Solomon’s Political Organization

E. M. Bounds says in his classic book, The Power of Prayer: “Men are God’s method. The Church is looking for better methods; God is looking for better men...What the Church needs today is not more machinery or better, not new organizations or more and novel methods, but men … More


This chapter demonstrates the wisdom God gave Solomon to fulfill his administrative leadership of Israel. The kingdom was divided into twelve districts and each was governed by an overseer.  Solomon appointed 11 chief officials over his government. Three men, (v. 1) Azeriah, (v. 2) Zodok, and (v. 3) Abiathar were priests. Elihoreph (v. 4) and Ahijah (v. 5) were scribes or secretaries. This was a very important position as the scribes prepared royal edicts that affected trade, commerce and military alliances.


Jehosaphat was the recorder who kept all the important records of the daily affairs in the kingdom (v. 6). He had held this same position in David’s kingdom (II Sam. 8:16). Benoiah was commander in chief of the army (v. 7). He commanded both prestige and power. In the process he demonstrated unflinching power to the king. Two men are listed as sons of Nathan. One was Azariah (v. 8, who was in charge of the 12 district officers. The other, (v. 9) Zabud swerved as the King’s personal advisor.

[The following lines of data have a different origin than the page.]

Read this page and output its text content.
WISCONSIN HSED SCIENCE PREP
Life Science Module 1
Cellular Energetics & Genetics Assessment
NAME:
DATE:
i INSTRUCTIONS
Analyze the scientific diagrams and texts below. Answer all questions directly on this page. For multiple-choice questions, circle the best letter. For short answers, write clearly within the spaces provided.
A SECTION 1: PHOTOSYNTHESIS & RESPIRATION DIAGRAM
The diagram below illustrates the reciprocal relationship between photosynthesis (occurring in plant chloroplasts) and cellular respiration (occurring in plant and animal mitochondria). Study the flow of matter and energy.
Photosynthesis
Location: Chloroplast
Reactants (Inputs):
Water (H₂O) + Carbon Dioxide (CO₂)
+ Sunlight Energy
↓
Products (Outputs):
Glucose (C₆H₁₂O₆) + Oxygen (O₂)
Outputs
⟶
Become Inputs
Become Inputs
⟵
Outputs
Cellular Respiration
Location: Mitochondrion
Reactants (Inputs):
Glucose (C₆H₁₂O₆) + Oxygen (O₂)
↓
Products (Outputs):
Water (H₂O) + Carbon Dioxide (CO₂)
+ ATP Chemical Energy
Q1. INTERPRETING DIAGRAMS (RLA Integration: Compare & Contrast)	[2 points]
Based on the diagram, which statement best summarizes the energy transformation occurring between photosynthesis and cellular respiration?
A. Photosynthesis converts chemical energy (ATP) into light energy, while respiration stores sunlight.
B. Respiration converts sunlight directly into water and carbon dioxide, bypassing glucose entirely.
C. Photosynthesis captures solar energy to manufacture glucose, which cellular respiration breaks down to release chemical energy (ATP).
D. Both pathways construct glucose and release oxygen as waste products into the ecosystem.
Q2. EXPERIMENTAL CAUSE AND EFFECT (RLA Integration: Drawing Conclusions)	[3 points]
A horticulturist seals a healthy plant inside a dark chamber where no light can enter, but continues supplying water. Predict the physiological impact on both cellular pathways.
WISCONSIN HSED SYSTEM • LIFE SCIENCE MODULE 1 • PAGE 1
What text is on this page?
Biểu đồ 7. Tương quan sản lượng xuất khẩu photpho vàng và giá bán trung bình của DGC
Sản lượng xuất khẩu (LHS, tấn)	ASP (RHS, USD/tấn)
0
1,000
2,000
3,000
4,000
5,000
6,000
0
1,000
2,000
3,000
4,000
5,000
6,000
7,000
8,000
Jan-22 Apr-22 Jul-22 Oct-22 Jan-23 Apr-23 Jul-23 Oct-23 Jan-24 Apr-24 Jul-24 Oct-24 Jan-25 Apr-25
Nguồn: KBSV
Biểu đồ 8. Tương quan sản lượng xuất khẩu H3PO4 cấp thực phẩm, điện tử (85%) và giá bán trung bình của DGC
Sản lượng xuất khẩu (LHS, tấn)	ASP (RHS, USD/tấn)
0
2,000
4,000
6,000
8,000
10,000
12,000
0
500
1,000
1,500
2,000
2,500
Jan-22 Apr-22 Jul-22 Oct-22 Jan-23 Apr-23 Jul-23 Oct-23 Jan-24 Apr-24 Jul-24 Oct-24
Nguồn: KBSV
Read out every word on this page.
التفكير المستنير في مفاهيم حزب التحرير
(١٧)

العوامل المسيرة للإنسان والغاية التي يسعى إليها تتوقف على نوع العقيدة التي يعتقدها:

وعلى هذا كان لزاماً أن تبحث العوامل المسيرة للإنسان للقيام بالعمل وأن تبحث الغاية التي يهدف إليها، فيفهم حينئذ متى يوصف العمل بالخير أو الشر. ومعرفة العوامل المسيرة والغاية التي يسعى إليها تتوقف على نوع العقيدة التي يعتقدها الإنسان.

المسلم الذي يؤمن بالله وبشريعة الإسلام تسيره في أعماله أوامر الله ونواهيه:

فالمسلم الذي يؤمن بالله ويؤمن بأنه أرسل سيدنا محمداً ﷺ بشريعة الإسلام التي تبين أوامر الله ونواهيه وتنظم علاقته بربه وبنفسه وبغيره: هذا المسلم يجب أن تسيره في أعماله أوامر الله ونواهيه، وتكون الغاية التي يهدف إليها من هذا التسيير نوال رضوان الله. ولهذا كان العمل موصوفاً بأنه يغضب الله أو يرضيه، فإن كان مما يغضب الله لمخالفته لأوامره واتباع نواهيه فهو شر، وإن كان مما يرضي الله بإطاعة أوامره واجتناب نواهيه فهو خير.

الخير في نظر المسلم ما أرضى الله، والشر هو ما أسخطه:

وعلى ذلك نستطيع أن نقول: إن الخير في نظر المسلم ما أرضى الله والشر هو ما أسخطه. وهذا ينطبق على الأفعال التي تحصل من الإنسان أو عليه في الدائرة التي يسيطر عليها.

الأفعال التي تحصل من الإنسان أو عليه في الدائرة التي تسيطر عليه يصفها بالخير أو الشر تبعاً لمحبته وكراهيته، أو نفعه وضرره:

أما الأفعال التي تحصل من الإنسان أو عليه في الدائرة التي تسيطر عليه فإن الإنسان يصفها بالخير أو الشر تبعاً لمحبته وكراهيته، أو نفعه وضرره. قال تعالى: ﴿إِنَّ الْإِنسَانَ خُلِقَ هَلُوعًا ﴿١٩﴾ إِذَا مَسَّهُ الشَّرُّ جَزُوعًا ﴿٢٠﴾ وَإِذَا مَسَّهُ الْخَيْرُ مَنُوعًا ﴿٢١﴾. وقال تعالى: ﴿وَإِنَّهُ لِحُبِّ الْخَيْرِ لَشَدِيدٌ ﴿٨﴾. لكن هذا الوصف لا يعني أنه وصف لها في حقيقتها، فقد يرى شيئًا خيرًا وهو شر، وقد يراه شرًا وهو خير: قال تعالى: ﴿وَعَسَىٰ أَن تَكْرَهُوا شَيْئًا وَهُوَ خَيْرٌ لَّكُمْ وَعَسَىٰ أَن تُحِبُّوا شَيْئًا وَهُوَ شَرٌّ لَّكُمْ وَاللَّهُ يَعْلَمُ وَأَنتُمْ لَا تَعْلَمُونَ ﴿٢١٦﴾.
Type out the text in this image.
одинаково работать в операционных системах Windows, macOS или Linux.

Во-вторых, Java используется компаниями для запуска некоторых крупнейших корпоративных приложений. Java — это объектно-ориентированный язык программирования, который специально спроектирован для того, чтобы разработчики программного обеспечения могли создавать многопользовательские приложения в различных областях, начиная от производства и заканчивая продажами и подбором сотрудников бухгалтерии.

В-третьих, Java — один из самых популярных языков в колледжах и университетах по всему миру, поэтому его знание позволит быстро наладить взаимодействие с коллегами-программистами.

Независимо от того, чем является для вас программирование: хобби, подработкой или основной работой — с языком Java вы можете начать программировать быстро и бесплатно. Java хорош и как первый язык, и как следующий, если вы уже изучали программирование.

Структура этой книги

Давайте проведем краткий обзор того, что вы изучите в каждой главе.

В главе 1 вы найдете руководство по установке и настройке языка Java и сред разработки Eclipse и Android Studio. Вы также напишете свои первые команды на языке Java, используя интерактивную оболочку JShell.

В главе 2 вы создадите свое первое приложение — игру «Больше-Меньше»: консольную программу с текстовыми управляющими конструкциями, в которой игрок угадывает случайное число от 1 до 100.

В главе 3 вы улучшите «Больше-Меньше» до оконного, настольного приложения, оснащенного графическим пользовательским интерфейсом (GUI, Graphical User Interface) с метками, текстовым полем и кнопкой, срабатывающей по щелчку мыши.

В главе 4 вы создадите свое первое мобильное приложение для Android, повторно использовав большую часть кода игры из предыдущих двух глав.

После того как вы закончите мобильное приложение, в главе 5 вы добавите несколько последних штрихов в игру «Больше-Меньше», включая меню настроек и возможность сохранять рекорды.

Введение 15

Ahishar was in charge of the palace, perhaps overseeing the other servants and workers (v. 10).  Adoniram supervised the forced labor who were the non-Israelites living in Israel and compelled to work for the king (v. 11) (5:13, 14). Solomon made each of the 12 district governors responsible to supply provisions for his royal household and for his thousands of horses(v. 28). Each territory was responsible for provisions for one month and then they rotated. This obligation was staggering as Solomon’s provision for one day was 195 bushels of fine flour and 390 bushels of meal, 10 fat oxen, 20 pasture-fed oxen, 100 sheep and other deer and fattened fowl (I Kings 4:22-23).



Solomon was very organized as a ruler and delegated responsibilities to 12 district governors. God is not the author of confusion so I need to be organized in my life and the things I do.

I Kings 4:1-19 (English Standard Version)

King Solomon was king over all Israel, and these were his high officials: Azariah the son of Zadok was the priest; Elihoreph and Ahijah the sons of Shisha were secretaries; Jehoshaphat the son of Ahilud was recorder; Benaiah the son of Jehoiada was in command of the army; Zadok and Abiathar were priests; Azariah the son of Nathan was over the officers; Zabud the son of Nathan was priest and king's friend; Ahishar was in charge of the palace; and Adoniram the son of Abda was in charge of the forced labor. Solomon had twelve officers over all Israel, who provided food for the king and his household. Each man had to make provision for one month in the year. These were their names: Ben-hur, in the hill country of Ephraim; Ben-deker, in Makaz, Shaalbim, Beth-shemesh, and Elonbeth-hanan; Ben-hesed, in Arubboth (to him belonged Socoh and all the land of Hepher); Ben-abinadab, in all Naphath-dor (he had Taphath the daughter of Solomon as his wife); Baana the son of Ahilud, in Taanach, Megiddo, and all Beth-shean that is beside Zarethan below Jezreel, and from Beth-shean to Abel-meholah, as far as the other side of Jokmeam; Ben-geber, in Ramoth-gilead (he had the villages of Jair the son of Manasseh, which are in Gilead, and he had the region of Argob, which is in Bashan, sixty great cities with walls and bronze bars); Ahinadab the son of Iddo, in Mahanaim; Ahimaaz, in Naphtali (he had taken Basemath the daughter of Solomon as his wife); Baana the son of Hushai, in Asher and Bealoth; Jehoshaphat the son of Paruah, in Issachar; Shimei the son of Ela, in Benjamin; Geber the son of Uri, in the land of Gilead, the country of Sihon king of the Amorites and of Og king of Bashan. And there was one governor who was over the land.